1. Go to ‘Security | Identity-Aware Proxy’ and select your project.
2. Select ‘SSH AND TCP RESOURCES’ and you will see a resource hierarchy for tunnel resources — with the checkboxes you can specify the scope of the IAM condition you are about to create — you can apply the IAM condition to all tunnels in a project or zone or to a specific VM instance.
3. Click on ‘Add Member’ and enter the identity of the user (testuser@example.com),
4. Select the role IAP-secured Tunnel and
5. Add the IAM condition with the Condition Builder or Editor (see screenshot below)
6. ‘Save’

The inheritance hierarchy from project to zone to VM that prevents you from overriding and blocking policies set for a higher level in the hierarchy. You can, for example, not remove or modify an IAM condition that was set for the project for one VM in the project.

If you need to set an IAM condition for iap.tunnelResourceAccessor on a resource from the command line, you can use the REST API for IAP. In contrast to the UI where we identified the access level through its title in the drop down, the API uses the long access level name. You can obtain the long name with ‘gcloud access-context-manager levels list — format list’

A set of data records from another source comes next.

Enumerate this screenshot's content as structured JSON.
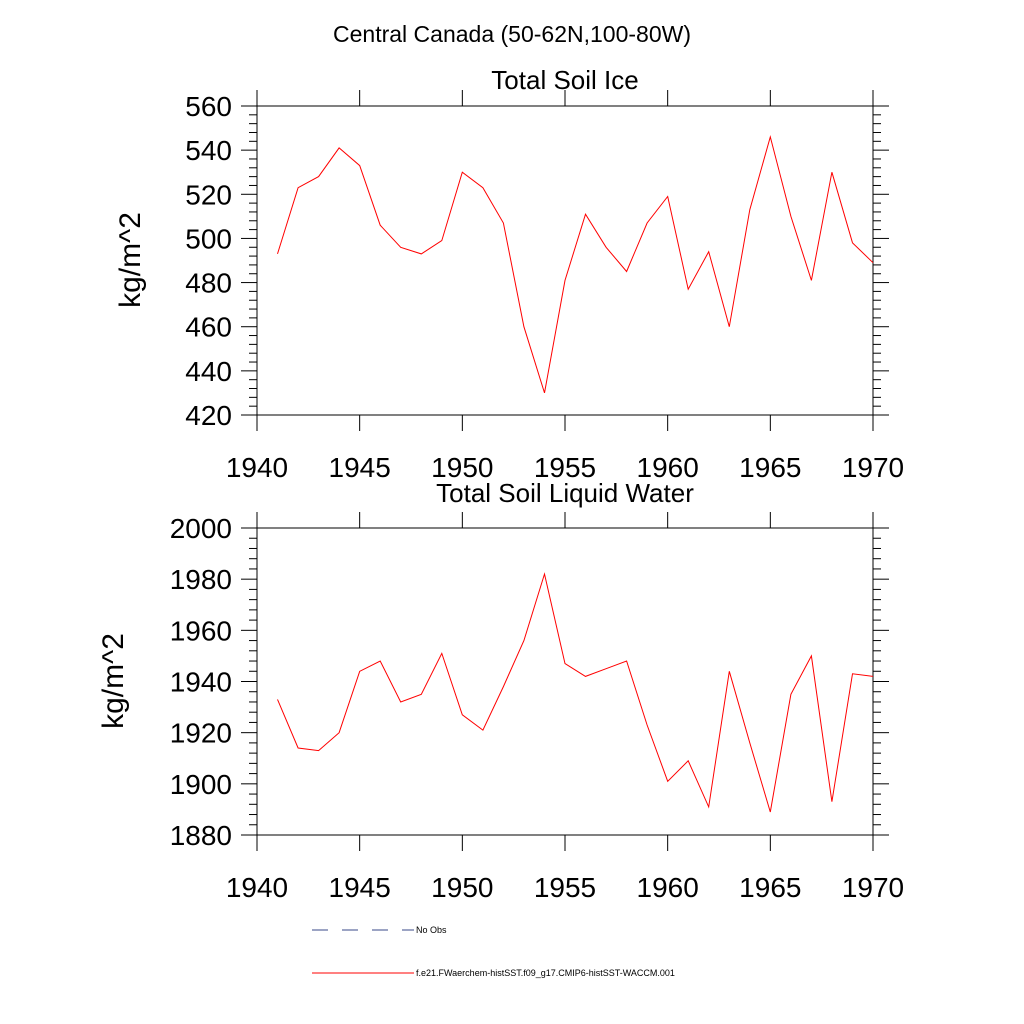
{
  "figure": {
    "suptitle": "Central Canada (50-62N,100-80W)"
  },
  "chart_data": [
    {
      "type": "line",
      "title": "Total Soil Ice",
      "xlabel": "",
      "ylabel": "kg/m^2",
      "xlim": [
        1940,
        1970
      ],
      "ylim": [
        420,
        560
      ],
      "xticks": [
        1940,
        1945,
        1950,
        1955,
        1960,
        1965,
        1970
      ],
      "yticks": [
        420,
        440,
        460,
        480,
        500,
        520,
        540,
        560
      ],
      "grid": false,
      "series": [
        {
          "name": "f.e21.FWaerchem-histSST.f09_g17.CMIP6-histSST-WACCM.001",
          "color": "#ff0000",
          "x": [
            1941,
            1942,
            1943,
            1944,
            1945,
            1946,
            1947,
            1948,
            1949,
            1950,
            1951,
            1952,
            1953,
            1954,
            1955,
            1956,
            1957,
            1958,
            1959,
            1960,
            1961,
            1962,
            1963,
            1964,
            1965,
            1966,
            1967,
            1968,
            1969,
            1970
          ],
          "y": [
            493,
            523,
            528,
            541,
            533,
            506,
            496,
            493,
            499,
            530,
            523,
            507,
            460,
            430,
            481,
            511,
            496,
            485,
            507,
            519,
            477,
            494,
            460,
            513,
            546,
            510,
            481,
            530,
            498,
            489
          ]
        }
      ]
    },
    {
      "type": "line",
      "title": "Total Soil Liquid Water",
      "xlabel": "",
      "ylabel": "kg/m^2",
      "xlim": [
        1940,
        1970
      ],
      "ylim": [
        1880,
        2000
      ],
      "xticks": [
        1940,
        1945,
        1950,
        1955,
        1960,
        1965,
        1970
      ],
      "yticks": [
        1880,
        1900,
        1920,
        1940,
        1960,
        1980,
        2000
      ],
      "grid": false,
      "series": [
        {
          "name": "f.e21.FWaerchem-histSST.f09_g17.CMIP6-histSST-WACCM.001",
          "color": "#ff0000",
          "x": [
            1941,
            1942,
            1943,
            1944,
            1945,
            1946,
            1947,
            1948,
            1949,
            1950,
            1951,
            1952,
            1953,
            1954,
            1955,
            1956,
            1957,
            1958,
            1959,
            1960,
            1961,
            1962,
            1963,
            1964,
            1965,
            1966,
            1967,
            1968,
            1969,
            1970
          ],
          "y": [
            1933,
            1914,
            1913,
            1920,
            1944,
            1948,
            1932,
            1935,
            1951,
            1927,
            1921,
            1938,
            1956,
            1982,
            1947,
            1942,
            1945,
            1948,
            1923,
            1901,
            1909,
            1891,
            1944,
            1916,
            1889,
            1935,
            1950,
            1893,
            1943,
            1942
          ]
        }
      ]
    }
  ],
  "legend": {
    "placement": "bottom",
    "entries": [
      {
        "label": "No Obs",
        "color": "#3a4a8a",
        "style": "dashed"
      },
      {
        "label": "f.e21.FWaerchem-histSST.f09_g17.CMIP6-histSST-WACCM.001",
        "color": "#ff0000",
        "style": "solid"
      }
    ]
  }
}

curl -H "Authorization: Bearer $(gcloud auth print-access-token)" -H "content-type: application/json" -X POST https://iap.googleapis.com/v1beta1/projects/307931860343/iap_tunnel:setIamPolicy -d '{"policy":{"bindings":[{"role":"roles/iap.tunnelResourceAccessor","members":["user:testuser@example.com"],"condition": {"description": "Test","expression": "\"accessPolicies/78305086638/accessLevels/secureaccess\" in request.auth.access_levels","title": "restricted access"}}]}}'

If you want to assign the policy at the level of a specific instances you can do that by changing the URL of the request to the URL for the VM instance you want to enable access for,

https://iap.googleapis.com/v1beta1/projects/<project_id>/iap_tunnel/zones/<vm zone>/instances/<instance-name>:setIamPolicy

for example

https://iap.googleapis.com/v1beta1/projects/185772708261/iap_tunnel/zones/us-central1-a/instances/my-instance:setIamPolicy

If you want to apply the condition to a zone the URL format is

https://iap.googleapis.com/v1beta1/projects/<project_id>/iap_tunnel/zones/<vm zone>

Note that the API call overwrites whatever policy is set for the respective resource with the exception of policies inherited from the higher level of the resource hierarchy.

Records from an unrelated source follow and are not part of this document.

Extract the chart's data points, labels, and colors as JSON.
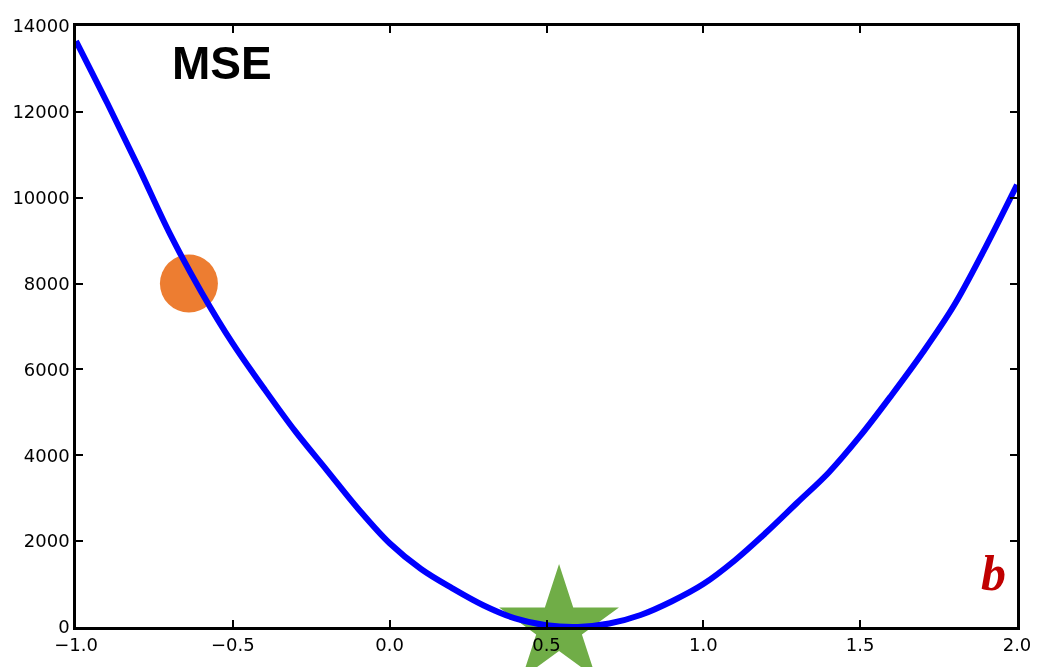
{
  "chart_data": {
    "type": "line",
    "annotations": [
      "MSE",
      "b"
    ],
    "xlim": [
      -1.0,
      2.0
    ],
    "xticks": [
      {
        "value": -1.0,
        "label": "−1.0"
      },
      {
        "value": -0.5,
        "label": "−0.5"
      },
      {
        "value": 0.0,
        "label": "0.0"
      },
      {
        "value": 0.5,
        "label": "0.5"
      },
      {
        "value": 1.0,
        "label": "1.0"
      },
      {
        "value": 1.5,
        "label": "1.5"
      },
      {
        "value": 2.0,
        "label": "2.0"
      }
    ],
    "ylim": [
      0,
      14000
    ],
    "yticks": [
      0,
      2000,
      4000,
      6000,
      8000,
      10000,
      12000,
      14000
    ],
    "series": [
      {
        "color": "#0000ff",
        "marker": "none",
        "x": [
          -1.0,
          -0.9,
          -0.8,
          -0.7,
          -0.6,
          -0.5,
          -0.4,
          -0.3,
          -0.2,
          -0.1,
          0.0,
          0.1,
          0.2,
          0.3,
          0.4,
          0.5,
          0.6,
          0.7,
          0.8,
          0.9,
          1.0,
          1.1,
          1.2,
          1.3,
          1.4,
          1.5,
          1.6,
          1.7,
          1.8,
          1.9,
          2.0
        ],
        "values": [
          13650,
          12200,
          10700,
          9150,
          7800,
          6600,
          5550,
          4550,
          3650,
          2750,
          1950,
          1350,
          900,
          500,
          200,
          40,
          0,
          80,
          280,
          600,
          1000,
          1550,
          2200,
          2900,
          3600,
          4450,
          5400,
          6400,
          7500,
          8850,
          10300
        ]
      },
      {
        "type": "scatter",
        "color": "#ed7d31",
        "marker": "circle",
        "x": [
          -0.64
        ],
        "values": [
          8000
        ]
      },
      {
        "type": "scatter",
        "color": "#70ad47",
        "marker": "star",
        "x": [
          0.54
        ],
        "values": [
          0
        ]
      }
    ]
  }
}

Enabling Outbound Connectivity for your GCE VM with GCP Cloud NAT

If you require outbound access from your GCE VM to the internet and your VM behind the proxy you can use GCP’s Cloud NAT. Cloud NAT provides source network address translation (SNAT) for VMs without external IP addresses. Cloud NAT also provides destination network address translation (DNAT) for established inbound response packets.

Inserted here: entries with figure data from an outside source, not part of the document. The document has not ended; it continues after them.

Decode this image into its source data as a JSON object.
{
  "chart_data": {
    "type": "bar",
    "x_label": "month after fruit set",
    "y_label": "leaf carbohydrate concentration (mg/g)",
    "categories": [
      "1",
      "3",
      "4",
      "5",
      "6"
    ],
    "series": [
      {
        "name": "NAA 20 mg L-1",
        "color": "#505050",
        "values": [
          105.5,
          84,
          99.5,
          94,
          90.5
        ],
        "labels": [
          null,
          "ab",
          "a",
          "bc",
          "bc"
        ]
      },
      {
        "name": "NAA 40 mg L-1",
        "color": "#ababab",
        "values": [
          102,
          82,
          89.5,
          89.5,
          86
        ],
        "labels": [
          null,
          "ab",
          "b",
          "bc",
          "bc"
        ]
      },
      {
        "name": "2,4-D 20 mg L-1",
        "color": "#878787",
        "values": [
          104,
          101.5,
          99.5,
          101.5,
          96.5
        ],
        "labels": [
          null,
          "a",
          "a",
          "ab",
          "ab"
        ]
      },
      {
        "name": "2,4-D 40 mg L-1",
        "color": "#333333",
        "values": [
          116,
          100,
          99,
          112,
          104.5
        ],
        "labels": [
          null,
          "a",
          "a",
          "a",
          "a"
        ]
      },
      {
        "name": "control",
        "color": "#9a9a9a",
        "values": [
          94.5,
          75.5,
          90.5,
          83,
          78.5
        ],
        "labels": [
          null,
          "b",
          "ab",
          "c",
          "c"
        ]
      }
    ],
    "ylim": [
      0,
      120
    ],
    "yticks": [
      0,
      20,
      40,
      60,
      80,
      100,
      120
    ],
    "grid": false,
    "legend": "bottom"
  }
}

We start by creating a Cloud Router instance

gcloud compute routers create mycloudrouter \
--project=iap-access-test \
--region=us-central1 --network=default

We set the NAT configuration for the Cloud Router

gcloud compute routers nats create mynatconfig \
--router=mycloudrouter --nat-all-subnet-ip-ranges --enable-logging \
--auto-allocate-nat-external-ips

The flag auto-allocate-nat-external-ips ensures that SNAT addresses are assigned automatically. nat-all-subnet-ip-ranges allows NATing of all IP ranges of all subnetworks in the region, including primary and secondary ranges. These instructions just cover a relatively simple configuration. For more information please consult the GCP documentation.

Summary

We covered quite a bit of ground in this article. We first discussed GCP’s IAP and then created a basic configuration that allows VM access from anywhere through the proxy forwarding traffic to your VMs. Then we looked into access control through access levels and went through an example that only establishes tunnels when requests come from a specified IP and geography. We also saw how access can be restricted to VMs in specific zones as well as to specific VMs. Lastly we went through a quick configuration of GCP Cloud NAT in case your VM needs outbound access.